For the rest of the way Machiavelli, frowning, his lips closed so tightly that his mouth was no more than a bitter line, walked in silence. He tried to think what had been in Il Valentino’s mind. Why should he have hanged two useful soldiers because they had stolen a few bits and pieces of silverware when a flogging would have adequately punished the crime? It was true that human life meant nothing to him, but it was unbelievable that he should be so eager to win the confidence of the people of Imola as to risk the anger not only of the commander of the Gascon troops, but of the troops themselves. Machiavelli was puzzled. He was convinced that his presence at that moment was in some way necessary to the Duke’s purpose; otherwise, even if he had troubled to deal with the affair in person, he would have waited till he had finished his important conversation with the Florentine envoy. Did he want to show the Signory that he was independent of the French and, notwithstanding the revolt of his captains, strong enough to risk their displeasure; or was the only point of the scene the scarcely veiled threat he had made when he told Machiavelli that the soldiers could have safely sold their loot when they were in Florence? But who could tell the workings of that ruthless, crafty brain?

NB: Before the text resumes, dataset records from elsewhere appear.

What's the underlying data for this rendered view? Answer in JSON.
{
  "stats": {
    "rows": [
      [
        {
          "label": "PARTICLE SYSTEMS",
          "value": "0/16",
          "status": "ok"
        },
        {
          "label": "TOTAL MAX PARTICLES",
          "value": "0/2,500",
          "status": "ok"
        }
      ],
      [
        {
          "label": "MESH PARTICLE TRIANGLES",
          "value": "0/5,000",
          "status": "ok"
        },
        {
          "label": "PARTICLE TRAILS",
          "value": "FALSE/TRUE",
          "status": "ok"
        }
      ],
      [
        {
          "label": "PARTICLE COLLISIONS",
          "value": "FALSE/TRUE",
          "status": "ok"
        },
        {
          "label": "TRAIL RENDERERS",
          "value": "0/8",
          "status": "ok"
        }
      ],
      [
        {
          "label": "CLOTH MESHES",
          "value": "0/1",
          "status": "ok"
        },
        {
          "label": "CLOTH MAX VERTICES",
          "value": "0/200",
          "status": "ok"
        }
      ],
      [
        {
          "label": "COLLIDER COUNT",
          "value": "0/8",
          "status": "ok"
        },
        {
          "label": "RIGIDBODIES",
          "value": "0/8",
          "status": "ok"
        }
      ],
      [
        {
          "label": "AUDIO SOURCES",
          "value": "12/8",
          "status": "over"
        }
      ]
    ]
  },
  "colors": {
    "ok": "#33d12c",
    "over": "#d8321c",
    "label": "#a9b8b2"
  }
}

“This is the house, Messere,” said the little boy suddenly.
Machiavelli gave him a coin and the urchin with a hop, skip and a jump ran off. Piero raised the bronze knocker and let it fall. There was a delay and Piero knocked again. Machiavelli noticed that the house was of handsome proportions, evidently the house of a man of substance; and the windows on the second floor, the piano principale , were not, as might have been expected, of oiled–paper, but of glass, which showed that he had ample means.
VIII
MACHIAVELLI DID not know Bartolomeo Martelli, but he had been instructed to get in touch with him. He was a person of consequence in the small city, an alderman and a man of property. He owned land in the immediate neighbourhood of Imola and several houses in the town itself; his father had made money by trade in the Levant and he had himself spent some years of his youth in Smyrna. It was on this account that he had connections with Florence, since the Florentines had always traded with the Near East and many of the citizens were settled in its various cities. Bartolomeo’s father had been in partnership with a Florentine merchant of good family and had eventually married his daughter. He was distantly related to Biagio Buonaccorsi, for their maternal grandmothers, long since dead, were sisters; this indeed was one of the inducements Biagio had held out to Machiavelli to persuade him to take young Piero with him. The connection would make it easier for Machiavelli to get on intimate terms with the useful man.

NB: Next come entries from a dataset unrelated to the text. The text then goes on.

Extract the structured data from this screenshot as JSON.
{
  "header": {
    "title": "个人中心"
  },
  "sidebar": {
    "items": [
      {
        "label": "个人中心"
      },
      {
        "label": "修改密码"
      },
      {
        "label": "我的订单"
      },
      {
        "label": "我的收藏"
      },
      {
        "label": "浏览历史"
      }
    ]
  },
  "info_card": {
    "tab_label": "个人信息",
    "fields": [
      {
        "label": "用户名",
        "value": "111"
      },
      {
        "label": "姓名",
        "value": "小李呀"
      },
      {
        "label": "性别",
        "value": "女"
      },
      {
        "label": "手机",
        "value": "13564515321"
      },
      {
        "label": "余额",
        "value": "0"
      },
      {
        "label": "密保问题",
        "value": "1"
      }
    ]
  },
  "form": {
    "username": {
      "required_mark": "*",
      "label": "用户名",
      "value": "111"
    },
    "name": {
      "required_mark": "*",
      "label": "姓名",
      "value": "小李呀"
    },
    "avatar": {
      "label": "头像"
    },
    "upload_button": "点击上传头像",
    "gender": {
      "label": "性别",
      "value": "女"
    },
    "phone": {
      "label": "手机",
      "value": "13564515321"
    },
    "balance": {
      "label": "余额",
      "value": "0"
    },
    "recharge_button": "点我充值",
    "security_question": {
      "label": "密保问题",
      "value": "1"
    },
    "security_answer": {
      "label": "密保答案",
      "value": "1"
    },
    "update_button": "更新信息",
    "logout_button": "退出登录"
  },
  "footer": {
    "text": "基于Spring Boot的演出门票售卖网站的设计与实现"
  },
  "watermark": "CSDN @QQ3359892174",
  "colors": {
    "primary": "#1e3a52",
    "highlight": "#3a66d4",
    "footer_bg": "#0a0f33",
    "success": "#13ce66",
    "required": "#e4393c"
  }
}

And Bartolomeo might be very useful. He was not only a considerable man in Imola, but it was he who had led the party that brought about the capitulation of the city without a struggle. The Duke, who was always generous with other people’s property, had rewarded him with the gift of an estate which carried with it the title of count, a fact Machiavelli had learnt from the loquacious barber, and he had learnt also that Bartolomeo, though he pretended otherwise, was inordinately pleased with his rank. The Duke trusted him, knowing it was to his advantage to be trustworthy, and had employed him on various commercial missions in which he had conducted himself with credit. The Duke was secret, but it was likely that Bartolomeo knew as much about his plans as anybody, and Machiavelli was confident that he would in due course succeed in extracting from him anything he knew. The Signory had a hold on him. He had inherited from his mother two houses in Florence and if he did not behave an accidental fire might easily destroy one of them; and if this were not a sufficient warning, means might possibly be found to damage the business in the Levant in which he still had a large interest.